Many economists say $3.5 trillion is actually a rather modest sum to spend compared to FDR’s New Deal recovery from the Great Depression, the most transformational economic program for working Americans in history. They don’t just adjust for inflation but also compare the size of the U.S. economy (Gross Domestic Product) in the 1930s to the economy today.
In the average year from 1934 to 1940, New Deal spending was equal to 2.8% of all goods and services sold in the U.S. Biden’s $3.5 trillion proposal comes in at around 1.1% every year through 2031. That’s why Biden argues negotiators should concentrate on what they want recovery to look like for average Americans instead of bemoaning $3.5 trillion as a big, scary number.
Besides, $3.5 trillion is just the cost side of the bill.

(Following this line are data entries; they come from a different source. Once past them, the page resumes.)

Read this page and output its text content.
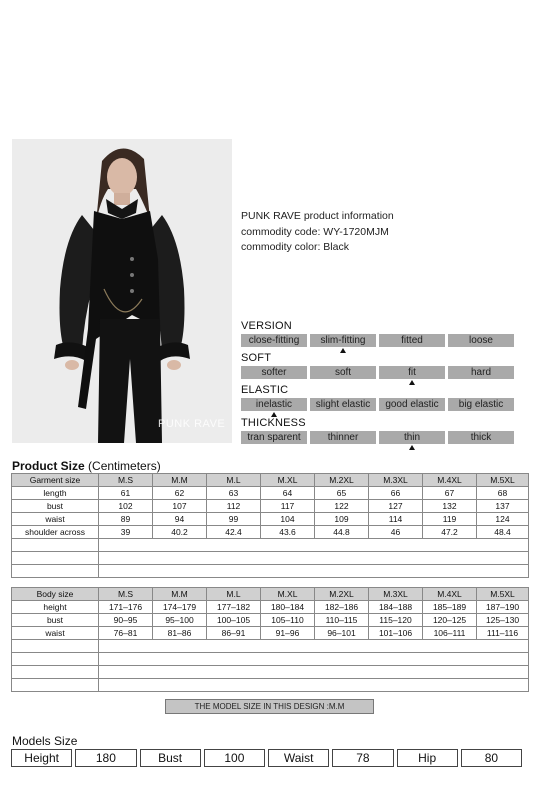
PUNK RAVE
PUNK RAVE product information
commodity code: WY-1720MJM
commodity color: Black
VERSION
close-fitting	slim-fitting	fitted	loose
SOFT
softer	soft	fit	hard
ELASTIC
inelastic	slight elastic	good elastic	big elastic
THICKNESS
tran sparent	thinner	thin	thick
Product Size (Centimeters)
Garment size	M.S	M.M	M.L	M.XL	M.2XL	M.3XL	M.4XL	M.5XL
length	61	62	63	64	65	66	67	68
bust	102	107	112	117	122	127	132	137
waist	89	94	99	104	109	114	119	124
shoulder across	39	40.2	42.4	43.6	44.8	46	47.2	48.4

Body size	M.S	M.M	M.L	M.XL	M.2XL	M.3XL	M.4XL	M.5XL
height	171–176	174–179	177–182	180–184	182–186	184–188	185–189	187–190
bust	90–95	95–100	100–105	105–110	110–115	115–120	120–125	125–130
waist	76–81	81–86	86–91	91–96	96–101	101–106	106–111	111–116

THE MODEL SIZE IN THIS DESIGN :M.M
Models Size
Height	180	Bust	100	Waist	78	Hip	80
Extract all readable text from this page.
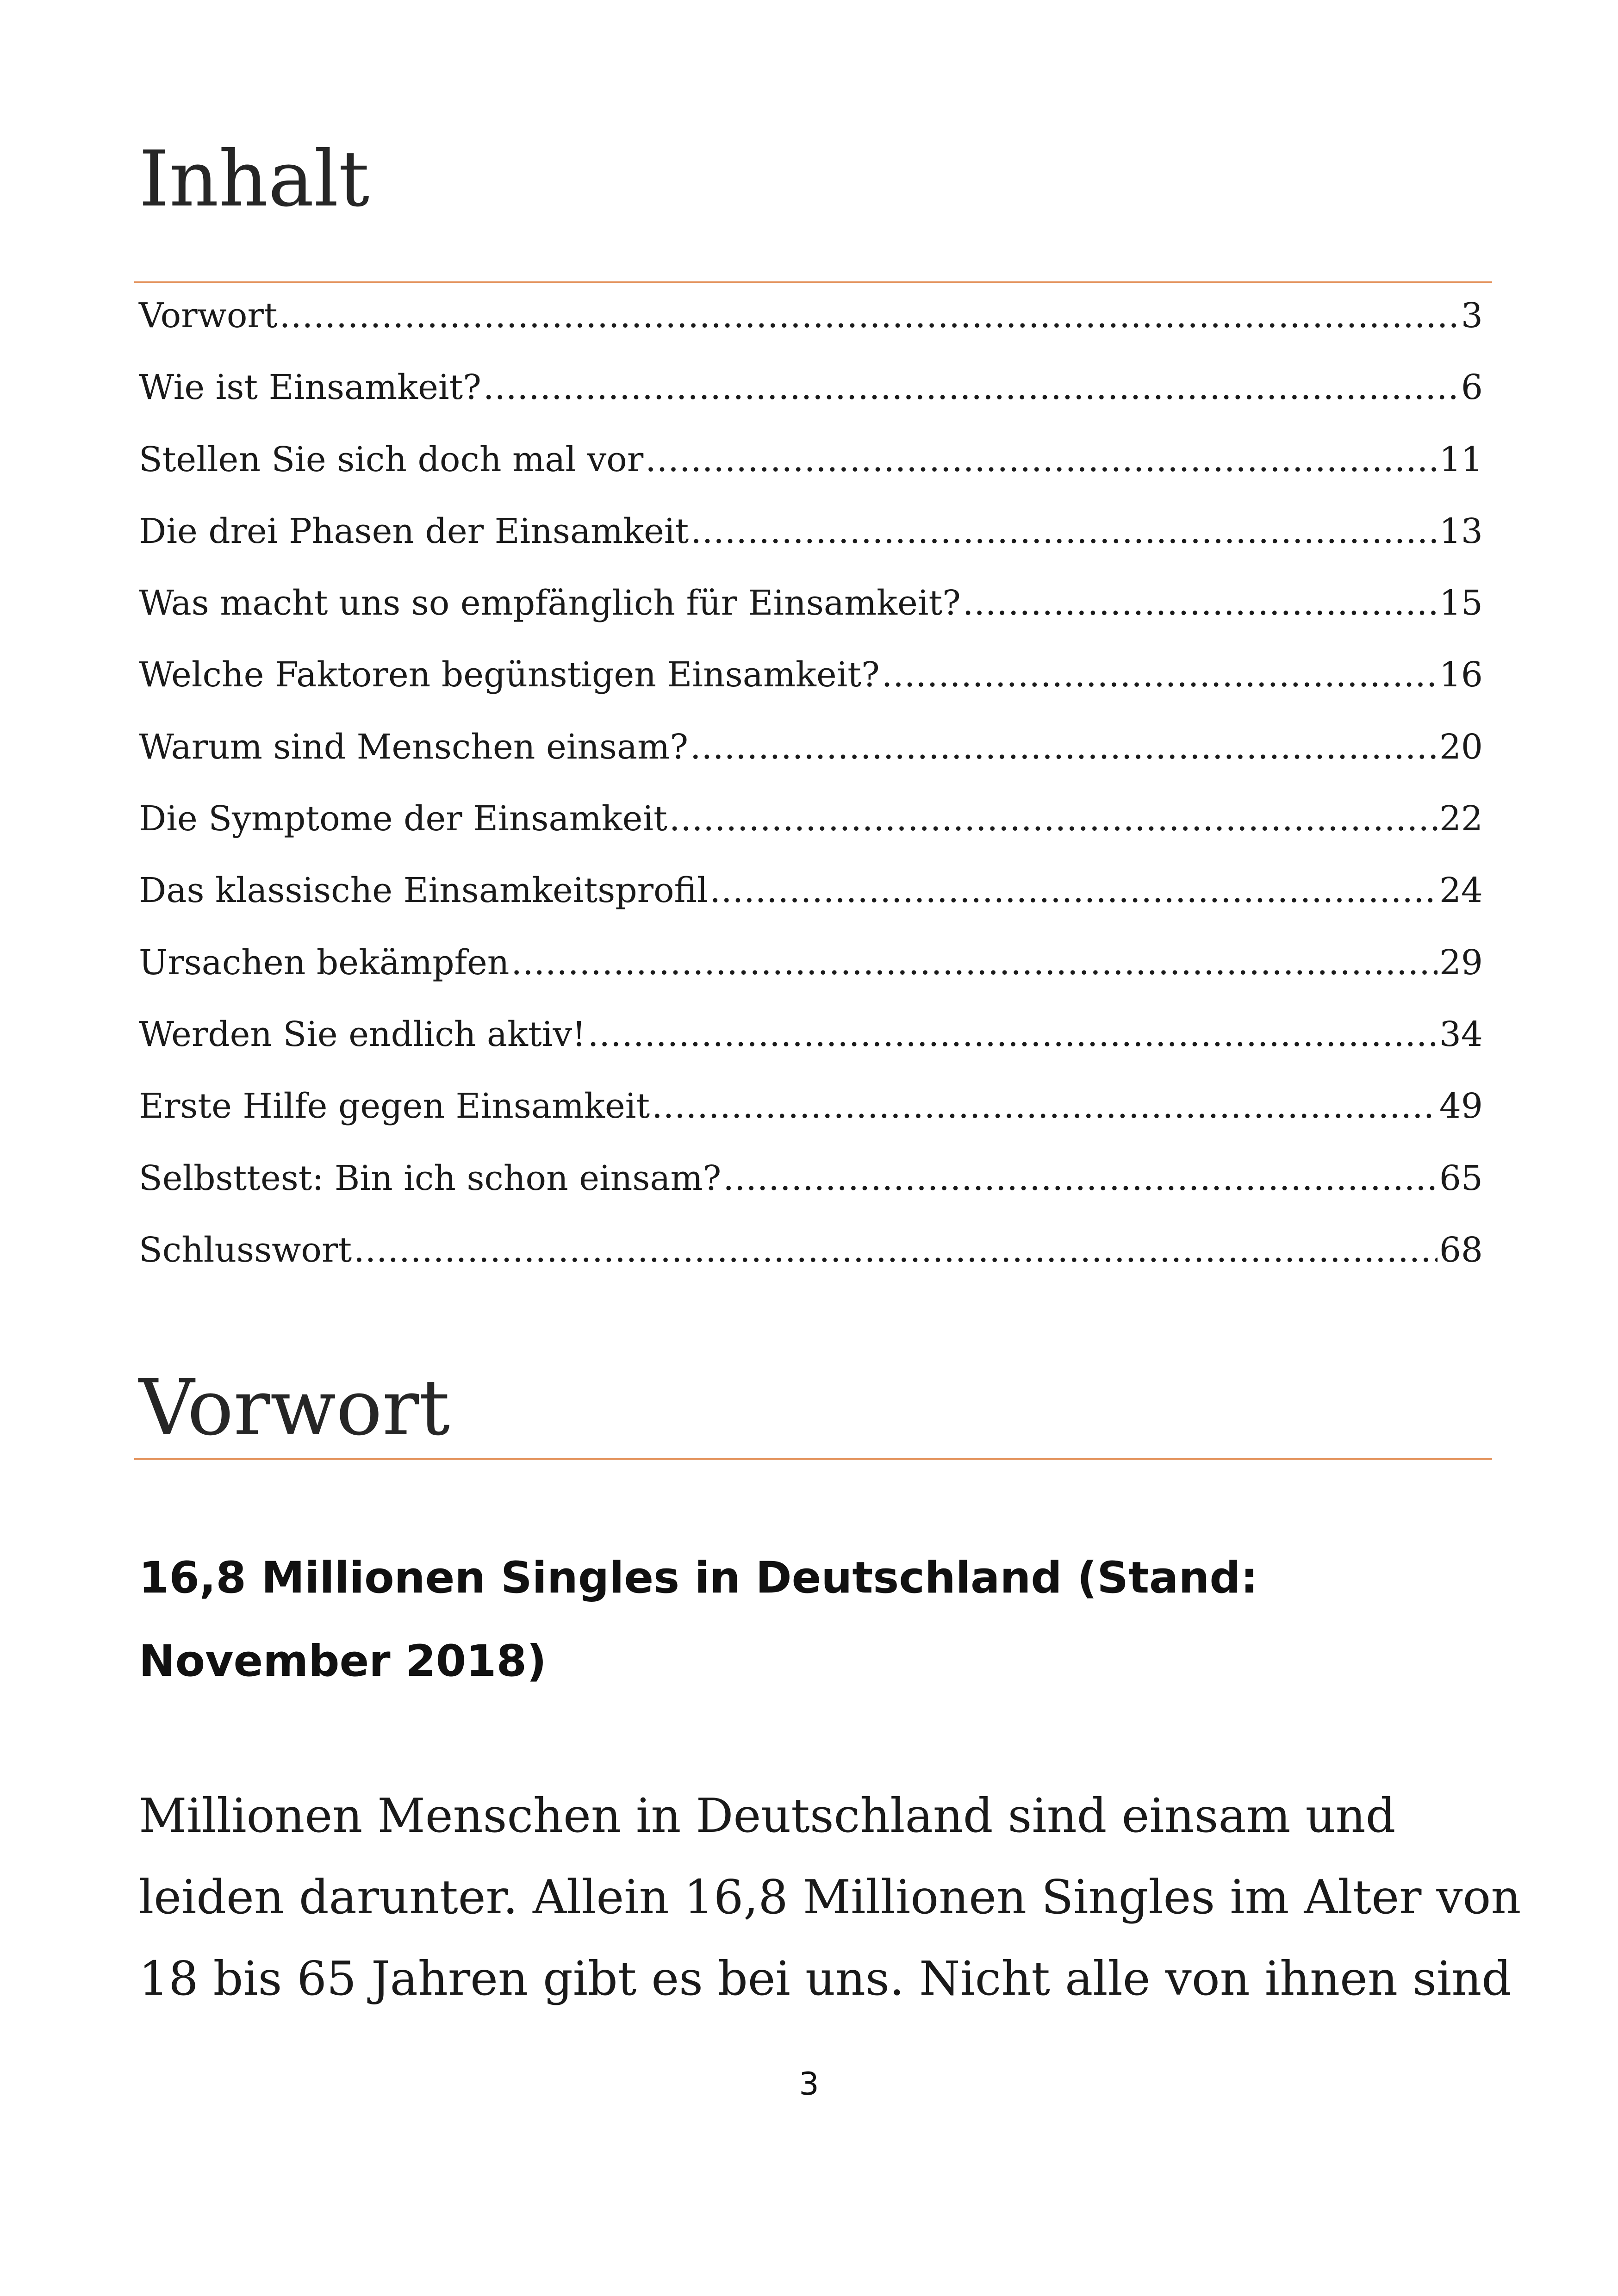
Inhalt
Vorwort .....	3
Wie ist Einsamkeit? .....	6
Stellen Sie sich doch mal vor .....	11
Die drei Phasen der Einsamkeit .....	13
Was macht uns so empfänglich für Einsamkeit? .....	15
Welche Faktoren begünstigen Einsamkeit? .....	16
Warum sind Menschen einsam? .....	20
Die Symptome der Einsamkeit .....	22
Das klassische Einsamkeitsprofil .....	24
Ursachen bekämpfen .....	29
Werden Sie endlich aktiv! .....	34
Erste Hilfe gegen Einsamkeit .....	49
Selbsttest: Bin ich schon einsam? .....	65
Schlusswort .....	68
Vorwort
16,8 Millionen Singles in Deutschland (Stand: November 2018)

Millionen Menschen in Deutschland sind einsam und
leiden darunter. Allein 16,8 Millionen Singles im Alter von
18 bis 65 Jahren gibt es bei uns. Nicht alle von ihnen sind

3
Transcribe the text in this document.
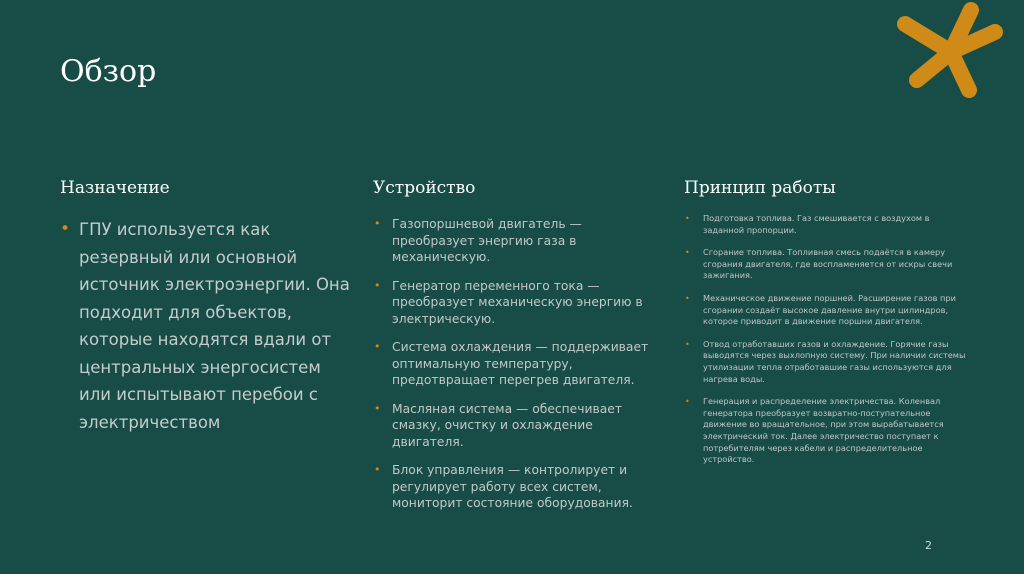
Обзор
Назначение
• ГПУ используется как резервный или основной источник электроэнергии. Она подходит для объектов, которые находятся вдали от центральных энергосистем или испытывают перебои с электричеством
Устройство
• Газопоршневой двигатель — преобразует энергию газа в механическую.
• Генератор переменного тока — преобразует механическую энергию в электрическую.
• Система охлаждения — поддерживает оптимальную температуру, предотвращает перегрев двигателя.
• Масляная система — обеспечивает смазку, очистку и охлаждение двигателя.
• Блок управления — контролирует и регулирует работу всех систем, мониторит состояние оборудования.
Принцип работы
• Подготовка топлива. Газ смешивается с воздухом в заданной пропорции.
• Сгорание топлива. Топливная смесь подаётся в камеру сгорания двигателя, где воспламеняется от искры свечи зажигания.
• Механическое движение поршней. Расширение газов при сгорании создаёт высокое давление внутри цилиндров, которое приводит в движение поршни двигателя.
• Отвод отработавших газов и охлаждение. Горячие газы выводятся через выхлопную систему. При наличии системы утилизации тепла отработавшие газы используются для нагрева воды.
• Генерация и распределение электричества. Коленвал генератора преобразует возвратно-поступательное движение во вращательное, при этом вырабатывается электрический ток. Далее электричество поступает к потребителям через кабели и распределительное устройство.
2
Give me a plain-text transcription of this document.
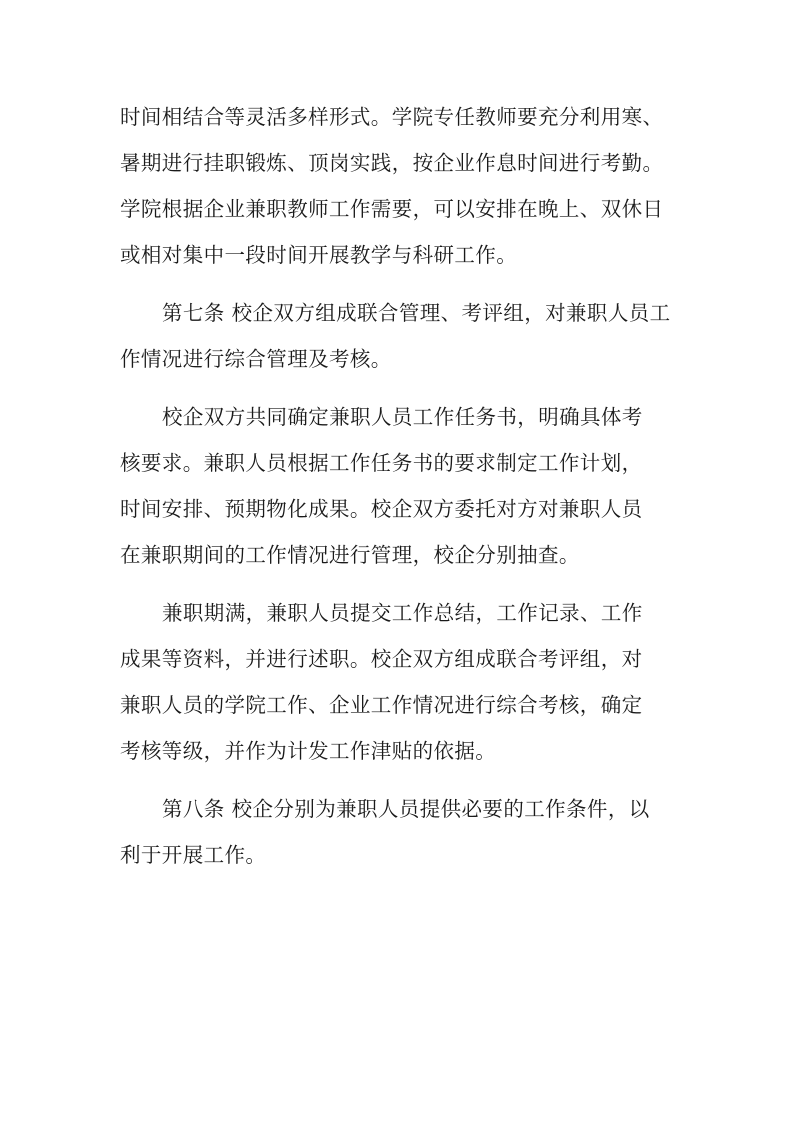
时间相结合等灵活多样形式。学院专任教师要充分利用寒、
暑期进行挂职锻炼、顶岗实践，按企业作息时间进行考勤。
学院根据企业兼职教师工作需要，可以安排在晚上、双休日
或相对集中一段时间开展教学与科研工作。
第七条 校企双方组成联合管理、考评组，对兼职人员工
作情况进行综合管理及考核。
校企双方共同确定兼职人员工作任务书，明确具体考
核要求。兼职人员根据工作任务书的要求制定工作计划，
时间安排、预期物化成果。校企双方委托对方对兼职人员
在兼职期间的工作情况进行管理，校企分别抽查。
兼职期满，兼职人员提交工作总结，工作记录、工作
成果等资料，并进行述职。校企双方组成联合考评组，对
兼职人员的学院工作、企业工作情况进行综合考核，确定
考核等级，并作为计发工作津贴的依据。
第八条 校企分别为兼职人员提供必要的工作条件，以
利于开展工作。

Biden claims it can be fully paid for by raising taxes on multimillion-dollar corporations and the ultrarich who often pay no taxes at all. Not everyone believes Biden will succeed in passing all those taxes on the wealthy (primarily because of Manchin and Sinema’s opposition), but it’s strongly supported by most Americans.
So is the rest of Biden’s economic program — expanding pre-school and childcare to cut expenses for parents returning to work, permanently funding Biden’s landmark child tax credit program sending monthly checks to families raising children, continuing to reduce the cost of health care and rapidly expanding clean energy and other measures to join the global fight against the climate crisis to protect life on earth.
Here’s why progressives have already won the battle within the Democratic Party. Every single Democrat, including Manchin and Sinema, wants to be in the majority instead of the minority after the 2022 and 2024 elections. Causing their own president to fail to restore a booming national economy serving more Americans than ever before is not an option.